The beneficial effects of the invention are that

The invention improves the spatial resolution card, uses the marking module to more accurately position, and uses the focus simulation module to simulate focus development under the real condition.

The invention is provided with a module for simulating the lesions of the carotid artery, the renal artery and the coronary artery of the human body, so that the detection is more approximate to the actual case, and more representative data is provided for quality detection.

The marking module adopts lead wires embedded and crossed into a 'well' -shaped as a mark, so that a reference image can be ensured to be accurately subtracted when quality detection is carried out.

The invention has higher scientific research and teaching utilization value, and can occupy the chelant head in business popularization because of the unique and novel design.

The invention designs a simulation module for simulating the carotid artery and the coronary artery and the renal artery in 3-dimension, and realizes the detection of the imaging capability of the specificity, the specificity and the 3-dimension blood vessel morphology.

Drawings

FIG. 1 is an exploded view of the overall structure of the present invention;

FIG. 2 is a block diagram of a ladder module;

fig. 3 (a) is a bottom view of the bone module, fig. 3 (b) is a side view of the bone module, and fig. 3 (c) is a top view of the bone module;

FIG. 4 is a block diagram of a jack module;

FIG. 5 is a schematic diagram of a marking module;

FIG. 6 is a resolution test module;

FIG. 7 is an arterial vessel simulation module;

FIG. 8 (a) is a left anterior oblique 60 heart coronary artery simulation module; FIG. 8 (b) right anteversion 30℃heart coronary artery simulation module

FIG. 9 is a carotid artery simulation module;

fig. 10 is a renal artery simulation module.

The device comprises a ladder module, a bone module, a socket module, a 4.U block, an arterial vessel simulation module, a water glass cylinder and a carotid artery model.

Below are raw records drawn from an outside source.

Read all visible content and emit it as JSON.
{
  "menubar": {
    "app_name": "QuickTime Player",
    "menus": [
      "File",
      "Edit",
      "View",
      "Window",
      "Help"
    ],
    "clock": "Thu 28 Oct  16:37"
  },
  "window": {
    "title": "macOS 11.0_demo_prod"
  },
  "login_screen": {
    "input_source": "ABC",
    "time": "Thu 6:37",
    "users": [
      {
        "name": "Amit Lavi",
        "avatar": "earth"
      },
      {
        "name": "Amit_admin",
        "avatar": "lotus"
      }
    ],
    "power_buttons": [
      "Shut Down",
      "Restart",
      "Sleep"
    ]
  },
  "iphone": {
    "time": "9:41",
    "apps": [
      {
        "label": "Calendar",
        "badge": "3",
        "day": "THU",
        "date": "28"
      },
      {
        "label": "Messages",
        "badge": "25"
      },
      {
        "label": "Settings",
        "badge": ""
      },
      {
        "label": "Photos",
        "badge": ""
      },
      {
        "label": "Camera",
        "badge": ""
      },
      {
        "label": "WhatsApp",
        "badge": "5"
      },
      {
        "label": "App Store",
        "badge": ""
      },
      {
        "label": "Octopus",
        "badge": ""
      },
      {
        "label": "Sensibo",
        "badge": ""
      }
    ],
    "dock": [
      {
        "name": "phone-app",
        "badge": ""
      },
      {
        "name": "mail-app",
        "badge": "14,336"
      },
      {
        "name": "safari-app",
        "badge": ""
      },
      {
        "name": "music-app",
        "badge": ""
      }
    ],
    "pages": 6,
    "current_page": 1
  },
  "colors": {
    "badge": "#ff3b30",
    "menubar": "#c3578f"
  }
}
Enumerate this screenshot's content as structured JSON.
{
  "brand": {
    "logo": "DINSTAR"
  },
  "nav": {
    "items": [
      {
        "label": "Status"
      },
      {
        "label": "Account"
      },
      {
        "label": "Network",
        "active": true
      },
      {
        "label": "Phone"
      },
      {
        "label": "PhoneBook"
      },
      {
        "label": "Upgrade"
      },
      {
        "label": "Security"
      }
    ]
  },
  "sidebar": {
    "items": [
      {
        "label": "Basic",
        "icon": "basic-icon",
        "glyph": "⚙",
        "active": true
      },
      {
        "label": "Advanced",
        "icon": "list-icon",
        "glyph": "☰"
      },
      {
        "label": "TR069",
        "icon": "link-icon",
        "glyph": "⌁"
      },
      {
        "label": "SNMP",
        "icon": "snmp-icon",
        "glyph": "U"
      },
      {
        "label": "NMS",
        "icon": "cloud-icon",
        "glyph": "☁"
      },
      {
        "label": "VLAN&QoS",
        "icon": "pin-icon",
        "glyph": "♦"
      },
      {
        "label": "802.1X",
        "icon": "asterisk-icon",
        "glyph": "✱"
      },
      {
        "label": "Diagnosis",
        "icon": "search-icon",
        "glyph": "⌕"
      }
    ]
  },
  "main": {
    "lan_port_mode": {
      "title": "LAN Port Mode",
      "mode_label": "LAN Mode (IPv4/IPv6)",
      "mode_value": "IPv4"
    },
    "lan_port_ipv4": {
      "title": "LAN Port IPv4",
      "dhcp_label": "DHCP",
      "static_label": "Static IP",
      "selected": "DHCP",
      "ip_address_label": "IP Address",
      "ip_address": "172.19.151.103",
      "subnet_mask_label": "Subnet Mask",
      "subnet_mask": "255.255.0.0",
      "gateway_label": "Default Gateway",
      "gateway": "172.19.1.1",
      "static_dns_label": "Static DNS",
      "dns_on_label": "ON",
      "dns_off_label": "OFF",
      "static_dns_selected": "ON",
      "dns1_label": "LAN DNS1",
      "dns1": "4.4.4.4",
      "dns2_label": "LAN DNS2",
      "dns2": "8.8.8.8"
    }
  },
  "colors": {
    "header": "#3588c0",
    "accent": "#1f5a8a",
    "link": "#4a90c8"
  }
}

The specific embodiment is as follows:

the invention is further illustrated by the following examples in conjunction with the accompanying drawings:

as shown in fig. 1-2, a quality detection phantom suitable for digital subtraction angiography technology is formed by combining a plurality of cuboid modules, and comprises a ladder module 1, a socket module 3, a skeleton module 2, an arterial vessel simulation module, a resolution test module, a focus simulation module (a heart coronary artery simulation module, a carotid artery simulation module and a renal artery simulation module) and a U-shaped block 4.

The bottom of the whole body model is square with the length of 20 cm.

A ladder module 1. A cuboid, size is 20 x 7.5cm, is formed into the step shape by two parts and each piece has three steps, and two pieces can be added together to form a big step. Each step was 2.5cm long.

The socket modules 3 are 7.5cm high and 15cm wide. The bone module 2 was 2.5cm high and the bone was 3D printed ribs.

The blank module and the arterial vessel simulation module 5 form a die body block with the length of 45cm, the width of 15cm and the height of 2.5cm.

(resolution test Module, arterial vessel Module are blank modules except for resolution test card, vessel part)

The U-shaped block 4 is 20cm long and 15cm wide.

The U-shaped block is used as a base, other modules are stacked, and the sequence is from bottom to top; u-shaped piece, socket module, ladder module, skeleton module.

The invention can test the convention of a Digital Subtraction Angiography (DSA) system, simulate blood vessels and focuses and ribs thereof, and can test resolution, uniformity, shape reduction effect and registration accuracy.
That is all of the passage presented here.